CHICAGO (AdAge.com) -- For many consumers, the joy of cooking is about not having to do any -- and that's what Bellisio Foods, maker of Michelina's frozen entrees, is banking on. The package-foods marketer has licensed the "Joy of Cooking" name and is testing a line of frozen dishes in 3,500 grocery stores in 23 markets including Boston; Louisville, Ky.; Phoenix; Orlando, Fla.; and Rochester, N.Y.
"It's a premium, well-known brand that has a great history and heritage and it also fits really well with the trends in the category, which is around helping time-starved consumers get dinner on the table," said Jeff Tuttle, senior VP-marketing. "Cooking is the center of that, and here's a cookbook brand that suits that trend perfectly."
The original "Joy of Cooking" was published in 1931 with the purpose of demystifying meal preparation and helping women get dinner on the table in short order. Subsequent iterations have attempted to simplify the process even further. These days, schedules are even more condensed and there's a lower bar for what passes as cooking.
With that in mind, Joyofcookingfoods.com introduces the products and offers a range of ways to "make it your own," by adding, for example, shredded cheese to a pasta dish or beef strips to lo mein. Everything can also just be heated and served. More adventurous consumers are directed to pages in the cookbook, because most of them already own it -- even if it's never been opened.
But that simple fact loans Bellisio credibility. "Everybody has 'The Joy of Cooking,' Better Homes and Gardens or Betty Crocker," said Lynn Dornblaser, director-consumer package goods insight at Mintel. "It's a name people are going to know; it's a name that evokes a sense of confidence because of the venerable nature of the cookbook."

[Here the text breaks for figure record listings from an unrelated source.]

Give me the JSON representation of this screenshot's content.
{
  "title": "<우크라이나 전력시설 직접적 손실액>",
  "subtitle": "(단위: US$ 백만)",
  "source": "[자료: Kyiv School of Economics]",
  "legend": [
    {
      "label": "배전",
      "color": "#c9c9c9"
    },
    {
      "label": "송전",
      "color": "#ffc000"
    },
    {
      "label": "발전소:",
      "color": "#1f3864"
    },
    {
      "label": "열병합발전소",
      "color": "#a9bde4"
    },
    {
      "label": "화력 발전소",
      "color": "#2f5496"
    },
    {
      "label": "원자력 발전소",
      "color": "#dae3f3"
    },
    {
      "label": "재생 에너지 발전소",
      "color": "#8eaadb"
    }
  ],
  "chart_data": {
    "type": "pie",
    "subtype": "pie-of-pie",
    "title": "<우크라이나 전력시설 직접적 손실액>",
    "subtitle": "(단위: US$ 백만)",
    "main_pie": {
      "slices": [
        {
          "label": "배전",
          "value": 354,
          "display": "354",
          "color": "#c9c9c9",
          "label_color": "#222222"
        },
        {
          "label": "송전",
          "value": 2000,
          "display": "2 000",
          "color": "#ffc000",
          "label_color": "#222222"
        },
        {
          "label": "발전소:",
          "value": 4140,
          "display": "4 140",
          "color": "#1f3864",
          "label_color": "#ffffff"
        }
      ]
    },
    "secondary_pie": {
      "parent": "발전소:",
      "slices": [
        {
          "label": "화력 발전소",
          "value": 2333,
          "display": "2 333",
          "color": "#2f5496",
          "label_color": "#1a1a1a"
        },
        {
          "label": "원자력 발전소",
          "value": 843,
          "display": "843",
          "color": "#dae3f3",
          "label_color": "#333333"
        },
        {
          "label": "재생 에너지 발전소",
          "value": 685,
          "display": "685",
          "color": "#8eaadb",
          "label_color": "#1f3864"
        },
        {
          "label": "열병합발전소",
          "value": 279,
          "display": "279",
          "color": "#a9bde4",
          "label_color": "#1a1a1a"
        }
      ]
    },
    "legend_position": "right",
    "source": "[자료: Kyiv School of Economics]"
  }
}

She added that while many people are looking to express themselves when cooking even a frozen dinner, the products are also on-trend with the economy. Middle-class families are trading down from $30 casual-dining fare to groceries in droves, and they don't want to give up restaurant-quality meals.
Still, it's a tough time to shill a premium-priced dinner. Joy of Cooking entrees go for $6.99 to $8.99, and vegetables are priced at $3.99. At that level, Joy will be competing with entrenched brands such as Bertolli and Bird's Eye. And these days even well-heeled shoppers are giving private labels a second look. "We're finding that there is more price sensitivity out there and, in fact, we're probably having to work a little harder to get people to try our products based on the pricing," Mr. Tuttle said. To combat the problem, Bellisio is mounting a coupon push that lets consumers try a range of products -- entree, vegetable and rolls that serve four -- priced at $10.
Joy of Cooking products are aimed at women aged 30 to 45. Mr. Tuttle declined to disclose the brand's marketing budget, but said that 30% of spending would be dedicated to online because women in that age range spend two to three hours on the web every day.
Brand consultancy CBX created the strategy and package design. Atomic Playpen, Minneapolis, handles advertising, which includes print, outdoor and a website, LetJoyIn.com. The website introduces Joy, a 1950s-era housewife with an attitude who battles the Dragon, a snarky guy in an insect suit out to ruin her healthy dinners.
The ad buy includes publications such as People, Cooking Light, Country Living and Food & Wine. Web ads will run on Yahoo, Food Network, RachaelRay.com and Google Ad Sense. In addition to radio spots and billboards in most of the test markets, Bellisio tapped celebrity chef Jon Ashton as a paid spokesman.